A320s were not covered under the judge's ban, and the TAM jet that crashed was a relatively recent model, said William Voss, president and CEO of the Flight Safety Foundation in Alexandria, Va.

"So there are no red flags coming up, it sounds like a straightforward runway overrun," Voss said.

The single-aisle, twin-engine plane, delivered in 1998, had logged about 20,000 flight hours in some 9,300 flights, Airbus said.

Still, rainy conditions were a particular concern at the airport. Globo News television played tapes of conversations between flight controllers and pilots complaining about slick conditions on the runway days before the latest accident.

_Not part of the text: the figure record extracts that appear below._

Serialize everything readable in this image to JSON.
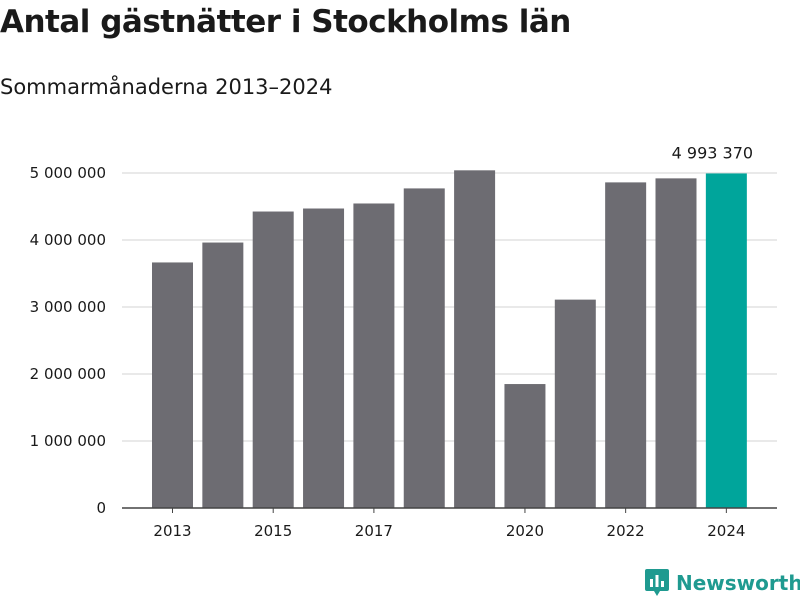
{
  "title": "Antal gästnätter i Stockholms län",
  "subtitle": "Sommarmånaderna 2013–2024",
  "brand": "Newsworthy",
  "colors": {
    "bar": "#6d6c72",
    "highlight": "#00a59b",
    "grid": "#dcdcdc",
    "axis": "#444444"
  },
  "chart_data": {
    "type": "bar",
    "categories": [
      "2013",
      "2014",
      "2015",
      "2016",
      "2017",
      "2018",
      "2019",
      "2020",
      "2021",
      "2022",
      "2023",
      "2024"
    ],
    "values": [
      3665000,
      3962000,
      4425000,
      4470000,
      4545000,
      4770000,
      5040000,
      1850000,
      3110000,
      4860000,
      4920000,
      4993370
    ],
    "x_tick_labels": [
      "2013",
      "",
      "2015",
      "",
      "2017",
      "",
      "",
      "2020",
      "",
      "2022",
      "",
      "2024"
    ],
    "y_ticks": [
      0,
      1000000,
      2000000,
      3000000,
      4000000,
      5000000
    ],
    "y_tick_labels": [
      "0",
      "1 000 000",
      "2 000 000",
      "3 000 000",
      "4 000 000",
      "5 000 000"
    ],
    "ylim": [
      0,
      5000000
    ],
    "highlight_index": 11,
    "annotation": {
      "index": 11,
      "text": "4 993 370"
    },
    "grid": true
  }
}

Tuesday's TAM flight was landing on Congonhas' main 6,362 feet-long runway, which was recently resurfaced but not grooved to provide better braking in rainy conditions. There were plans to regroove the surface by the end of July.

In France, Airbus said it was sending five specialists to Brazil to help investigate and would provide "full technical assistance" to France's bureau for accident investigations and to Brazilian authorities.

Emergency workers searching for bodies used a crane to maintain the structure of the destroyed TAM building.

The airline released a list of most of the people on the flight early Wednesday morning, but did not specify their nationalities. Opposition congressman Julio Redecker was among those on the flight.

"TAM expresses its most profound condolences to the relatives and friends of the passengers who were on Flight 3054," the company said.

Pope Benedict XVI, who visited Sao Paulo in May, also sent his condolences.

The airline flew 67 relatives of the victims from Porto Alegre to Sao Paulo Wednesday after they passed the night in a closed room. They arrived teary-eyed and unwilling to talk to the media.

But one man who spoke with the Associated Press earlier, Lamir Buzzanelli, said his 41-year-old son, Claudemir, an engineer, had called him from a business trip to Porto Alegre to say he was in the plane. "I've been calling him on his cell phone, and all I get is his voice mail," Buzzanelli said, his eyes tearing up.

Despite the crash, authorities reopened the airport Wednesday, using an auxiliary runway.